Many of the saints, like St Patrick, whom we celebrate today, have geographical responsibilities and have been allocated a country, a district or a town over which to act as patron. Others have been assigned duties on vocational lines, being required to look after the needs of a profession.
Thus, for example, accountants look to St Matthew for any guidance they may need. St Luke is responsible for those engaged in medicine, and Thomas More looks after solicitors and barristers.
These appointments are well known. There are others that make sense as soon as you begin to think about them: St George and Joan of Arc have joint responsibility for military matters, and St Gabriel is the expert in communications and has been allocated radio, telephone and postal services.
And there are other instances with no obvious explanation, like St Clare's responsibility for television, St John Bosco's portfolio of newspaper editors, and a saint by the name of Ferdinand III who is responsible for engineers.
No list I have been able to consult, however, has a patron saint of weather people, but a likely candidate emerged some years ago.
Back in the 1920s, a notion became widespread in Britain that the existing vagaries of the date of Easter were ill founded and highly inconvenient. A Bill was introduced in parliament to establish a fixed time for the festival: it was to be the first Sunday after the second Saturday in April, which meant that it would always fall between April 9th and April 15th.

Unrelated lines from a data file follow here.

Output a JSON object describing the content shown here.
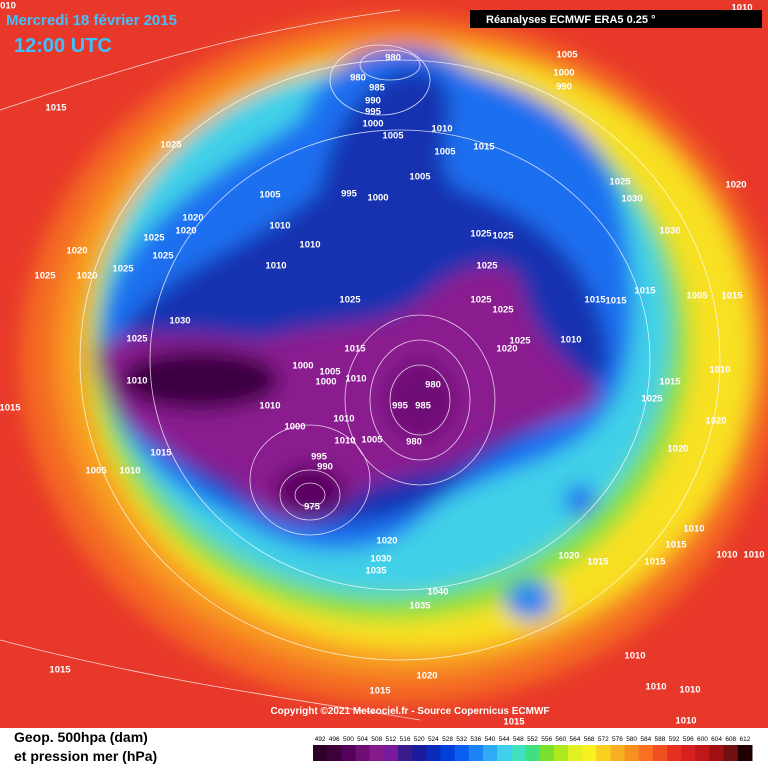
{
  "header": {
    "date": "Mercredi 18 février 2015",
    "time": "12:00 UTC",
    "source_box": "Réanalyses ECMWF ERA5 0.25 °"
  },
  "copyright": "Copyright ©2021 Meteociel.fr - Source Copernicus ECMWF",
  "legend": {
    "line1": "Geop. 500hpa (dam)",
    "line2": "et pression mer (hPa)",
    "scale_ticks": [
      492,
      496,
      500,
      504,
      508,
      512,
      516,
      520,
      524,
      528,
      532,
      536,
      540,
      544,
      548,
      552,
      556,
      560,
      564,
      568,
      572,
      576,
      580,
      584,
      588,
      592,
      596,
      600,
      604,
      608,
      612
    ],
    "scale_colors": [
      "#2d0028",
      "#3e0038",
      "#55005a",
      "#6e0e74",
      "#861a8c",
      "#7a1a9a",
      "#3a1a8c",
      "#1a1a9c",
      "#0a2ab8",
      "#0040d8",
      "#0a5ef0",
      "#1a84f4",
      "#30aaf4",
      "#40d0ee",
      "#40e0c0",
      "#40e080",
      "#7ae030",
      "#b0e820",
      "#e0f020",
      "#f8f020",
      "#f8d020",
      "#f8b020",
      "#f89020",
      "#f87020",
      "#f05020",
      "#e83020",
      "#d82020",
      "#c01818",
      "#a01010",
      "#701010",
      "#200000"
    ]
  },
  "isobar_labels": [
    "980",
    "980",
    "985",
    "990",
    "995",
    "1000",
    "1005",
    "1010",
    "1005",
    "1015",
    "1005",
    "1000",
    "990",
    "1025",
    "1015",
    "995",
    "1000",
    "1005",
    "1005",
    "1010",
    "1010",
    "1010",
    "1020",
    "1020",
    "1025",
    "1020",
    "1025",
    "1025",
    "1020",
    "1025",
    "1030",
    "1025",
    "1025",
    "1025",
    "1025",
    "1025",
    "1025",
    "1025",
    "1020",
    "1025",
    "1010",
    "1025",
    "1030",
    "1030",
    "1020",
    "1015",
    "1015",
    "1015",
    "1005",
    "1015",
    "1015",
    "1010",
    "1015",
    "1000",
    "1005",
    "1000",
    "1010",
    "980",
    "995",
    "985",
    "1010",
    "1000",
    "1010",
    "1010",
    "1005",
    "980",
    "1015",
    "1005",
    "1010",
    "995",
    "990",
    "975",
    "1025",
    "1015",
    "1010",
    "1020",
    "1020",
    "1010",
    "1015",
    "1010",
    "1015",
    "1020",
    "1015",
    "1020",
    "1030",
    "1035",
    "1040",
    "1035",
    "1020",
    "1015",
    "1015",
    "1015",
    "1010",
    "1010",
    "1010",
    "1010",
    "1010",
    "010",
    "1010"
  ]
}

But then came controversy. Some 60 years before, a Scottish meteorologist, Alexander Buchan, believed that certain periods of the year were colder than they ought to be and that other spells were warm. His allegedly warm periods were July 12th to July 15th; August 12th to August 15th; and December 3rd to December 14th. The six cold spells were February 7th-14th; April 10th-14th; May 9th-14th; June 29th to July 4th; August 6th-11th; and November 6th-13th.
Someone spotted that the fixed Easter would coincide closely with Buchan's second cold spell; and as luck would have it, the cold spells came along precisely on schedule and with more than usual vehemence in the period during which this famous controversy raged. The Easter Act of 1928 eventually reached the statute books but remains unimplemented to this day.
All this made the late Mr Buchan very famous, more than he had ever been throughout his life. His predictive powers were eulogised in letters to the press, and one enthusiastic scribe was moved to suggest that the deceased scientist should be canonised forthwith and made the patron saint of meteorology.